Pests and Disease of Hydrangea

The best way to prevent disease and pests is by providing the appropriate care for your plants.  Proper location choice, watering, and fertilization keep your plants healthy and significantly less susceptible to these issues. You can treat mites, scale, whiteflies, and aphids naturally with neem oil or insecticidal soap.  For severe infestations you can use pesticides like carbaryl, also known as Sevin.  Fungal infection can be prevented by making sure the planting site has good drainage and by avoiding overhead watering.  Fungal infections can be treated with a fungicide.  Generally, treating fungus after infection isn't effective so if you have problems in a prior year, treat preventively in early spring.

Adjusting Hydrangea Color

If you would like your Hydrangea to be a certain color, be sure to choose a type where the color can be adjusted.  Look to the Hydrangea macrophylla.  The color can be adjusted with this variety.  Test your soil to determine pH or whether your soil is acidic, basic, or neutral.  Acidic soil will give you blue flowers, basic pink, and neutral can give you pink AND blue as well as purple flowers.

Blue Hydrangeas:

nikko blue hydrangea

To get those highly sought after blue flowers, acidify your soil, amend with compost, elemental sulfur, or use fertilizers specific for acid loving plants.  Amending with sulfur tends to work the quickest and last the longest.  However several doses may be required to get your soil where it needs to be to give you the color you want.  Most likely you will need to add sulfur yearly.  Mulching with pine straw or pine bark will help over time as they begin to break down, they will naturally add acidity to the soil.
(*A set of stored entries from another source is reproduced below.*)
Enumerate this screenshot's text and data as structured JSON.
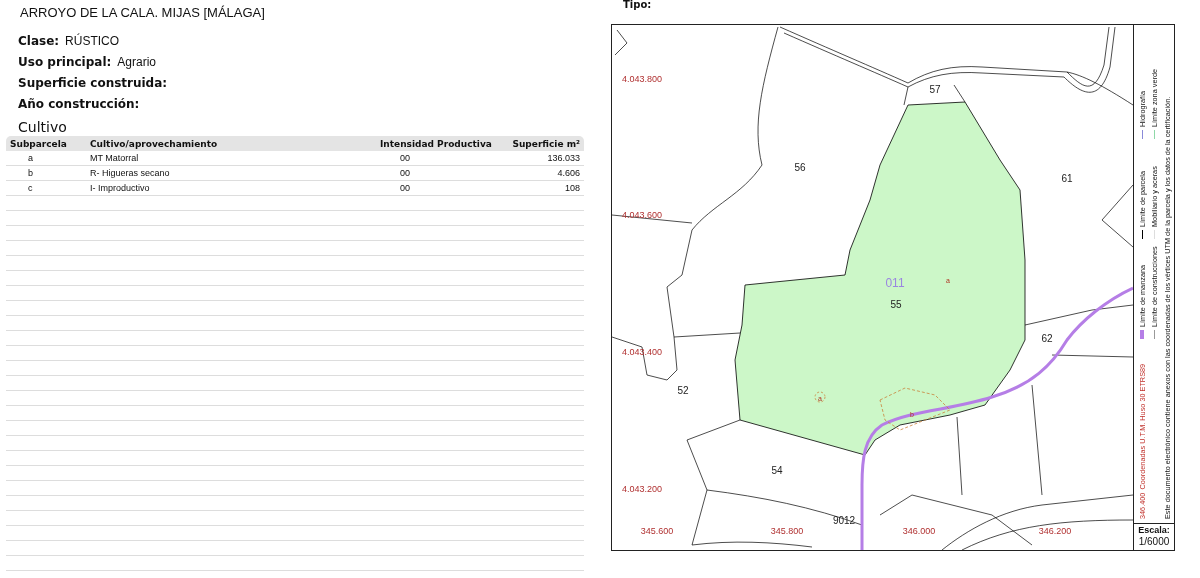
{
  "header": {
    "address": "ARROYO DE LA CALA. MIJAS [MÁLAGA]"
  },
  "fields": [
    {
      "label": "Clase:",
      "value": "RÚSTICO"
    },
    {
      "label": "Uso principal:",
      "value": "Agrario"
    },
    {
      "label": "Superficie construida:"
    },
    {
      "label": "Año construcción:"
    }
  ],
  "cultivo": {
    "title": "Cultivo",
    "columns": [
      "Subparcela",
      "Cultivo/aprovechamiento",
      "Intensidad Productiva",
      "Superficie m²"
    ],
    "rows": [
      [
        "a",
        "MT Matorral",
        "00",
        "136.033"
      ],
      [
        "b",
        "R- Higueras secano",
        "00",
        "4.606"
      ],
      [
        "c",
        "I- Improductivo",
        "00",
        "108"
      ]
    ]
  },
  "map": {
    "label": "Tipo:",
    "labels": [
      {
        "text": "57",
        "kind": "parcel"
      },
      {
        "text": "56",
        "kind": "parcel"
      },
      {
        "text": "61",
        "kind": "parcel"
      },
      {
        "text": "011",
        "kind": "block"
      },
      {
        "text": "a",
        "kind": "subparcel"
      },
      {
        "text": "55",
        "kind": "parcel"
      },
      {
        "text": "62",
        "kind": "parcel"
      },
      {
        "text": "52",
        "kind": "parcel"
      },
      {
        "text": "a",
        "kind": "subparcel"
      },
      {
        "text": "b",
        "kind": "subparcel"
      },
      {
        "text": "54",
        "kind": "parcel"
      },
      {
        "text": "9012",
        "kind": "parcel"
      }
    ],
    "y_coords": [
      "4.043.800",
      "4.043.600",
      "4.043.400",
      "4.043.200"
    ],
    "x_coords": [
      "345.600",
      "345.800",
      "346.000",
      "346.200"
    ],
    "legend": {
      "crs_tick": "346.400",
      "crs": "Coordenadas U.T.M. Huso 30 ETRS89",
      "items": [
        {
          "label": "Límite de manzana",
          "color": "#b57ee6",
          "kind": "bar"
        },
        {
          "label": "Límite de parcela",
          "color": "#000000",
          "kind": "line"
        },
        {
          "label": "Hidrografía",
          "color": "#8a8ad8",
          "kind": "line"
        },
        {
          "label": "Límite de construcciones",
          "color": "#999999",
          "kind": "line"
        },
        {
          "label": "Mobiliario y aceras",
          "color": "#dddddd",
          "kind": "line"
        },
        {
          "label": "Límite zona verde",
          "color": "#8fd8a8",
          "kind": "line"
        }
      ],
      "note": "Este documento electrónico contiene anexos con las coordenadas de los vértices UTM de la parcela y los datos de la certificación."
    },
    "scale": {
      "label": "Escala:",
      "value": "1/6000"
    }
  }
}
The Nikko Blue Hydrangea, and the Endless Summer Hydrangea Original are great varieties of hydrangea that bring out a nice blue color when the soil is acidic.  If your hydrangea is slightly pink and you're going for blue, don't worry it may take extra time.  Never use any acids to change the ph of the soil because they can do more harm than good.

Pink Hydrangeas:

Endless Summer Hydrangea Endless Summer Hydrangea

Amending your soil with lime will give you a basic soil and award you with the Pink flowers you are seeking.  As with sulfur, lime can take several doses as well.  A couple of handfuls of lime mixed in with the soil is all you will need.
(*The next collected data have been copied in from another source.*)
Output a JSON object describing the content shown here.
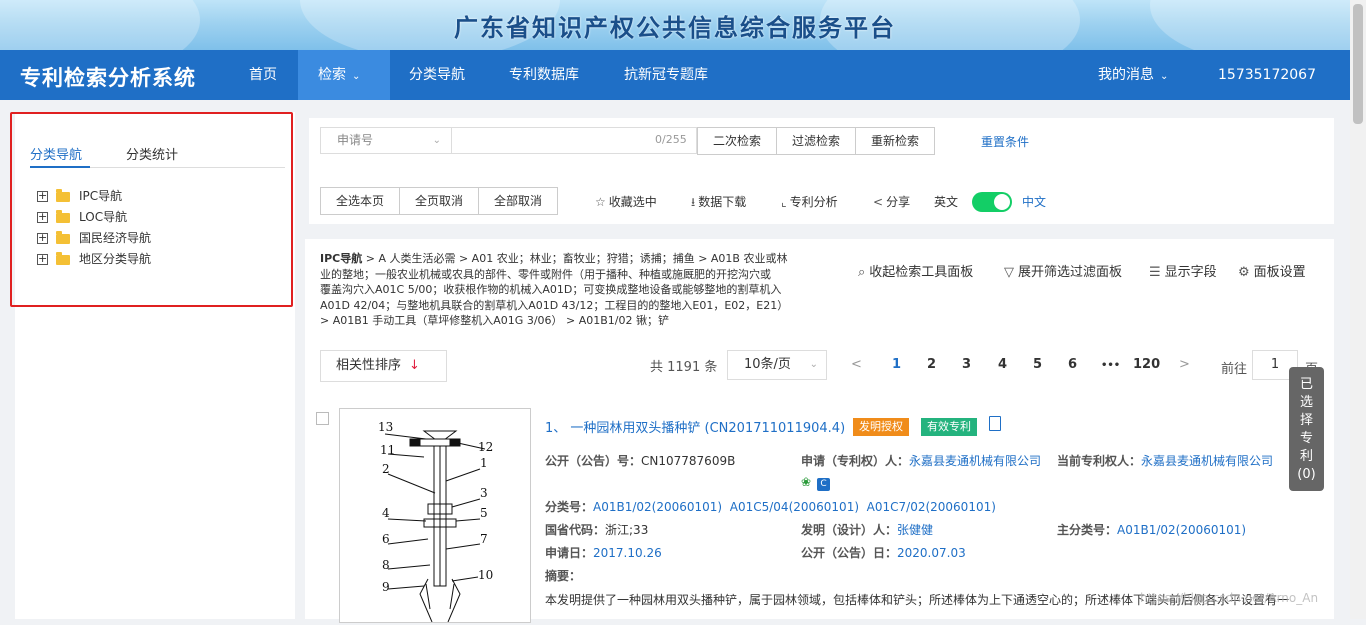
{
  "banner": {
    "title": "广东省知识产权公共信息综合服务平台"
  },
  "header": {
    "system_title": "专利检索分析系统",
    "nav": [
      {
        "label": "首页"
      },
      {
        "label": "检索",
        "active": true,
        "dropdown": true
      },
      {
        "label": "分类导航"
      },
      {
        "label": "专利数据库"
      },
      {
        "label": "抗新冠专题库"
      }
    ],
    "messages_label": "我的消息",
    "user_label": "15735172067"
  },
  "sidebar": {
    "tabs": [
      {
        "label": "分类导航",
        "active": true
      },
      {
        "label": "分类统计"
      }
    ],
    "tree": [
      {
        "label": "IPC导航"
      },
      {
        "label": "LOC导航"
      },
      {
        "label": "国民经济导航"
      },
      {
        "label": "地区分类导航"
      }
    ]
  },
  "search": {
    "field_select": "申请号",
    "input_value": "",
    "counter": "0/255",
    "buttons": [
      "二次检索",
      "过滤检索",
      "重新检索"
    ],
    "reset_label": "重置条件",
    "select_buttons": [
      "全选本页",
      "全页取消",
      "全部取消"
    ],
    "tools": {
      "favorite": "收藏选中",
      "download": "数据下载",
      "analysis": "专利分析",
      "share": "分享",
      "lang_en": "英文",
      "lang_zh": "中文"
    }
  },
  "results": {
    "breadcrumb_prefix": "IPC导航",
    "breadcrumb_lines": [
      " > A 人类生活必需 > A01 农业；林业；畜牧业；狩猎；诱捕；捕鱼 > A01B 农业或林",
      "业的整地；一般农业机械或农具的部件、零件或附件（用于播种、种植或施厩肥的开挖沟穴或",
      "覆盖沟穴入A01C 5/00；收获根作物的机械入A01D；可变换成整地设备或能够整地的割草机入",
      "A01D 42/04；与整地机具联合的割草机入A01D 43/12；工程目的的整地入E01，E02，E21）",
      "> A01B1 手动工具（草坪修整机入A01G 3/06） > A01B1/02 锹；铲"
    ],
    "tools": {
      "collapse_search": "收起检索工具面板",
      "expand_filter": "展开筛选过滤面板",
      "show_fields": "显示字段",
      "panel_settings": "面板设置"
    },
    "sort_label": "相关性排序",
    "sort_arrow": "↓",
    "total_text": "共 1191 条",
    "page_size": "10条/页",
    "pages": [
      "1",
      "2",
      "3",
      "4",
      "5",
      "6",
      "•••",
      "120"
    ],
    "current_page": "1",
    "goto_label": "前往",
    "goto_value": "1",
    "page_suffix": "页"
  },
  "patent": {
    "title": "1、 一种园林用双头播种铲 (CN201711011904.4)",
    "tag_type": "发明授权",
    "tag_status": "有效专利",
    "pub_no_label": "公开（公告）号：",
    "pub_no": "CN107787609B",
    "applicant_label": "申请（专利权）人：",
    "applicant": "永嘉县麦通机械有限公司",
    "owner_label": "当前专利权人：",
    "owner": "永嘉县麦通机械有限公司",
    "class_label": "分类号：",
    "classes": [
      "A01B1/02(20060101)",
      "A01C5/04(20060101)",
      "A01C7/02(20060101)"
    ],
    "province_label": "国省代码：",
    "province": "浙江;33",
    "inventor_label": "发明（设计）人：",
    "inventor": "张健健",
    "main_class_label": "主分类号：",
    "main_class": "A01B1/02(20060101)",
    "app_date_label": "申请日：",
    "app_date": "2017.10.26",
    "pub_date_label": "公开（公告）日：",
    "pub_date": "2020.07.03",
    "abstract_label": "摘要：",
    "abstract": "本发明提供了一种园林用双头播种铲，属于园林领域，包括棒体和铲头；所述棒体为上下通透空心的；所述棒体下端头前后侧各水平设置有一",
    "figure_labels": [
      "13",
      "12",
      "11",
      "2",
      "1",
      "3",
      "4",
      "5",
      "6",
      "7",
      "8",
      "9",
      "10"
    ]
  },
  "float_panel": {
    "label": "已选择专利",
    "count": "(0)"
  },
  "watermark": "https://blog.csdn.net/Arno_An"
}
The Penny Mac Hydrangea and our favorite, the Cityline Paris hydrangea are well-known for their pink color.  The penny mac will have more of a mix between blue and pink, but the Cityline Paris, will have a brilliant dark pink that really is noticeable from a distance.


If you are looking for a gorgeous, colorful plant with huge flowers, Hydrangeas are the perfect choice for you.  They really only require minimal care, especially once established.  If you want a certain color, you will have a bit more work to do.  But in the end you will be rewarded with a stunning plant that is exactly what you want!

cityline hydrangeas

One thought on “Hydrangea: Care and Color”

  • Debbie

    Thank you my Mother in-law was getting rid of her Hydrangea's. So i dug them up to plant. Its been 2 yr.'s but no flowers. Just nice large green leaves. I'm hoping to find the answer to my problem. I have noticed little buds this yr. . But I'm not sure of the color. She doesn't know witch type these are.